The monitoring electronics measures the voltage from the Hall Effect transistor. To detect the turns, I have a 'Schmitt Trigger' system that turns on and off at predefined voltage thresholds - the lower one turns 'off' and the upper one turns 'on'.
My problem is to best calculate the 'on' and 'off' thresholds.
I suspect that this is complicated by some environmental factors (temperature????) as the initial thresholds that I worked out seem to drift over time (months).
I have access to the individual measurements that are in the home automation system database going back about 6 months (at least).
Plotting out the voltage for the last couple of days for the gas I get:

Screenshot 2025-04-07 at 16.07.11.png
The gas hot water pilot is continuously using a little gas and there is a reasonable 'difference' when the magnet comes close to the transistor. Therefore I'm reasonably confident about setting an 'on' threshold at about 3700 and an 'off' threshold at about '3500'.

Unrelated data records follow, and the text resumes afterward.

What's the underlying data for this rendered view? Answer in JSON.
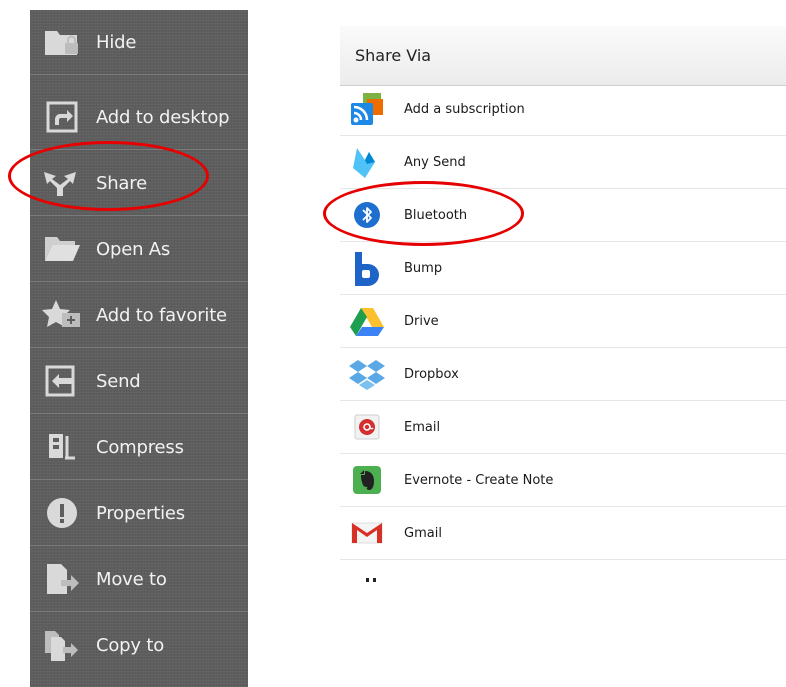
{
  "menu": {
    "items": [
      {
        "label": "Hide",
        "icon": "folder-lock-icon"
      },
      {
        "label": "Add to desktop",
        "icon": "shortcut-icon"
      },
      {
        "label": "Share",
        "icon": "share-icon"
      },
      {
        "label": "Open As",
        "icon": "open-folder-icon"
      },
      {
        "label": "Add to favorite",
        "icon": "star-icon"
      },
      {
        "label": "Send",
        "icon": "send-icon"
      },
      {
        "label": "Compress",
        "icon": "compress-icon"
      },
      {
        "label": "Properties",
        "icon": "info-icon"
      },
      {
        "label": "Move to",
        "icon": "move-icon"
      },
      {
        "label": "Copy to",
        "icon": "copy-icon"
      }
    ]
  },
  "share": {
    "title": "Share Via",
    "items": [
      {
        "label": "Add a subscription",
        "icon": "rss-subscription-icon"
      },
      {
        "label": "Any Send",
        "icon": "any-send-icon"
      },
      {
        "label": "Bluetooth",
        "icon": "bluetooth-icon"
      },
      {
        "label": "Bump",
        "icon": "bump-icon"
      },
      {
        "label": "Drive",
        "icon": "drive-icon"
      },
      {
        "label": "Dropbox",
        "icon": "dropbox-icon"
      },
      {
        "label": "Email",
        "icon": "email-icon"
      },
      {
        "label": "Evernote - Create Note",
        "icon": "evernote-icon"
      },
      {
        "label": "Gmail",
        "icon": "gmail-icon"
      }
    ]
  },
  "colors": {
    "menu_bg": "#5e5e5e",
    "highlight": "#e60000",
    "bluetooth": "#1f6fd0"
  }
}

However for the water usage I get:
Screenshot 2025-04-07 at 16.06.50.png
where the pauses show where no water is being used.

Given the noise on the measurements and the nature of the underlying 'signal' I'm looking for suggestions as to how best determine the thresholds for the water monitor.

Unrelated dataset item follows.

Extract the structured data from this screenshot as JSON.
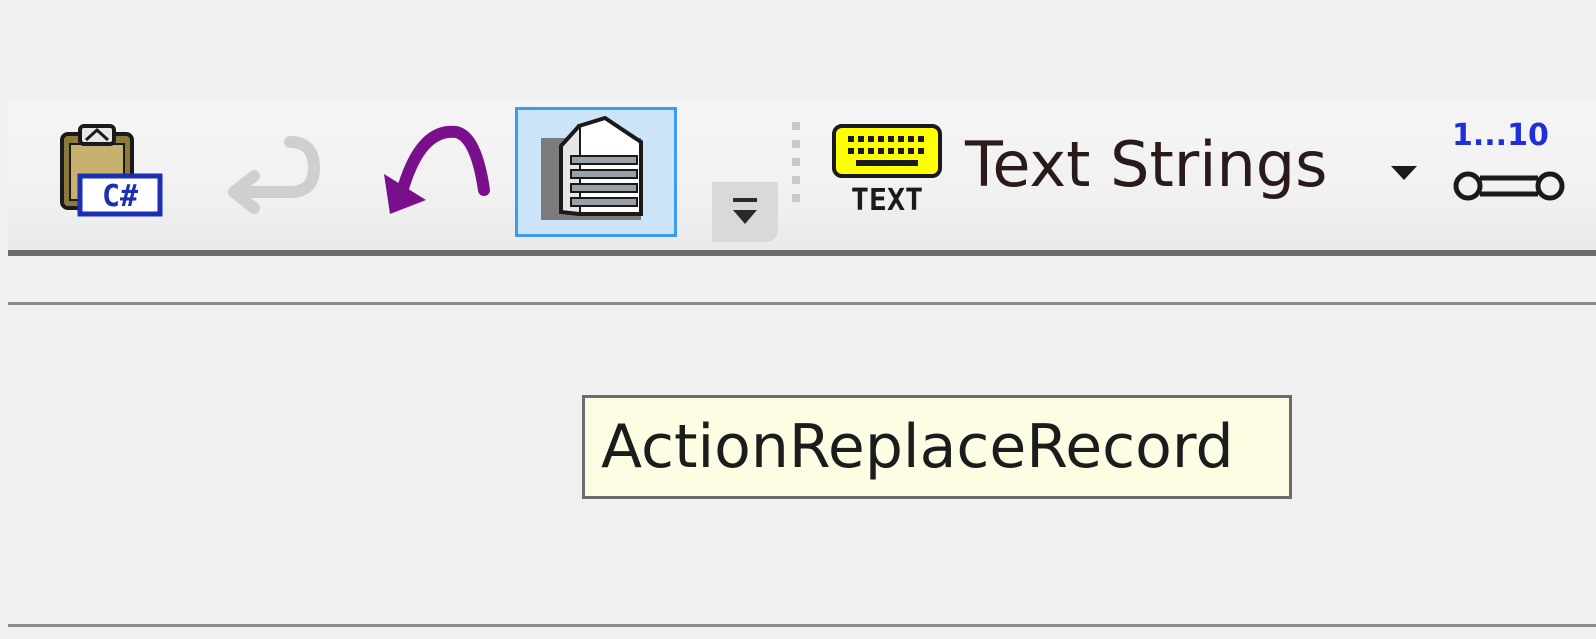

I might be able to make this a dynamic system in the future but for now just being able to run a program every day/week/month (until I see how stable the threshold values really are) is fine.

Susan
Screenshot 2025-04-07 at 16.07.11.png
Screenshot 2025-04-07 at 16.06.50.png
 
Just to confirm Susan, is the water metering using the same magnetic pulse system as the other meter and you are using a Hall sensor in the same way?

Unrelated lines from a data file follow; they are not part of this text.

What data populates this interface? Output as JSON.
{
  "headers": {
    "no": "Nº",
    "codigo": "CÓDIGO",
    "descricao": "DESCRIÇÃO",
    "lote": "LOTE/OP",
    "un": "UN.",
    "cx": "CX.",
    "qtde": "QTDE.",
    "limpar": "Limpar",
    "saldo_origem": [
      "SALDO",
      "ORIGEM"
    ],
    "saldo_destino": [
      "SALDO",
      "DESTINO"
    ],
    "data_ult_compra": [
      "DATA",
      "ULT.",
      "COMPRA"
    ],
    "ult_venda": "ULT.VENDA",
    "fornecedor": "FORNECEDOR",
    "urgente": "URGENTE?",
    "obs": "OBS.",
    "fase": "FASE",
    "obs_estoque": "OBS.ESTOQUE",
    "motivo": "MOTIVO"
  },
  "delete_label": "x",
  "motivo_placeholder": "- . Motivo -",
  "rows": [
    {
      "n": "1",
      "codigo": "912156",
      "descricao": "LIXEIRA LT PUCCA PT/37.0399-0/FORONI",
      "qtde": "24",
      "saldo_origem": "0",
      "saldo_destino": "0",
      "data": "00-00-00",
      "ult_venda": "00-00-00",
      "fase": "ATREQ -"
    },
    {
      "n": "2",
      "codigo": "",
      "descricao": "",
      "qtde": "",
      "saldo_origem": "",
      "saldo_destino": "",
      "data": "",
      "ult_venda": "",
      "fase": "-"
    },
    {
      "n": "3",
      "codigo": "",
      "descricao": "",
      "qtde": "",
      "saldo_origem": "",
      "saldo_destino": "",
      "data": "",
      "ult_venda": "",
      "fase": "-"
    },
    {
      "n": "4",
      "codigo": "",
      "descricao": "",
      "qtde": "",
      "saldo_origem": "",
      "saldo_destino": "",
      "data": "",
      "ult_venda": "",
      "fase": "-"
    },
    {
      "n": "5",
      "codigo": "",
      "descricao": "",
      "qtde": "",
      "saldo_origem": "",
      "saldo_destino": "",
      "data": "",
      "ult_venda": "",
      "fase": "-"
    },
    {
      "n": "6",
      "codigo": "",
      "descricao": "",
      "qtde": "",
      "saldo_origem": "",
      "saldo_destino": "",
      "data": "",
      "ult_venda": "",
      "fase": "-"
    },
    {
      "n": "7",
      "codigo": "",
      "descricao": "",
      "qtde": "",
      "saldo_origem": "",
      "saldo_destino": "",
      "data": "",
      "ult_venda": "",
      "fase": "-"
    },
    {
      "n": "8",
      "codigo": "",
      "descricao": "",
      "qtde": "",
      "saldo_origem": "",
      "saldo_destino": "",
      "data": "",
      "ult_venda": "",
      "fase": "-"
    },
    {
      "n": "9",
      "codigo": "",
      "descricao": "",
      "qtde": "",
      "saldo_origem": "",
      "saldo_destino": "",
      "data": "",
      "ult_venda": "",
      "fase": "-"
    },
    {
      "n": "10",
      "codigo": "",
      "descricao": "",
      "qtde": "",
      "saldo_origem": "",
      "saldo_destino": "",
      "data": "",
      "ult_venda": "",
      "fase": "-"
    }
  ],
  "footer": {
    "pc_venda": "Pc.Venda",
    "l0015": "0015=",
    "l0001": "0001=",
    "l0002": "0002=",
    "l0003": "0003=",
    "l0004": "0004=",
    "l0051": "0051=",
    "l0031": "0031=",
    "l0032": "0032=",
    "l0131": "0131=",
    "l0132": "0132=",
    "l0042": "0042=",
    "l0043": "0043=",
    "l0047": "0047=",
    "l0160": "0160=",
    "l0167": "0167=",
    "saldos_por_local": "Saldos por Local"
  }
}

One clearly shows a distinct on/off action while the other has many levels. I suspect that is caused by slower passing of the magnet and hence it stopping at differing distances from the sensor. Perhaps the solution is to use 'delta' measurements rather than absolute ones so you no longer have a high and low threshold but one depending on how much change since the previous reading. Can you plot that as a graph using the same data as you showed before to see what it looks like?

I'm interested in this because one of the design jobs I will have soon is to measure water flow from a small pumping station (~ 20,000 litres per day) and send the readings to a monitoring system about 0.5Km away. It's like your problem but scaled up 100 times! I've been thinking of using ultrasonics in view of the large flow, the existing system to be replaced uses magnets on gear wheels but a reed switch to count rotations and it isn't reliable long term.

Brian.
 
The signals showing bad signals with unclear threshods.

Maybe a wiring problem, maybe a schematic problem (0.6V true signal on a 3.5V biased signal) like a wrongly calculated resistor.
Maybe too much noise, missing filters...


Klaus
 
I think this may be a Hall sensor with analog output Klaus. These meters work mechanically and usually have a mechanical counter on them but driven through a gearing mechanism. They glue a small magnet to one of the gears and make provision in the casing for either a reed switch or Hall sensor. Each turn of the gear wheel is intended to produce one pulse from which the flow can be calculated. When a Hall device is used, the output will depend on how close the magnet stops relative to the sensor so in theory any level could be produced. I think the steps in the graph are just indications of where it stopped each time water flow stopped.

My reason for looking at the amount of change rather than absolute measurement is it could stop at a low level and then stop again at an even lower level without a peak between them. Any change, up or down would still indicate a flow. Theoretically, it could stop with the sensor in the exact same position every time but that would be unlikely. A graph of absolute change "ABS(new reading - old reading)" should see if that method is feasible.

Brian.
 
Your S/N ratio is only 4 to 1 which leads to unacceptable error rates even at ideal thresholds.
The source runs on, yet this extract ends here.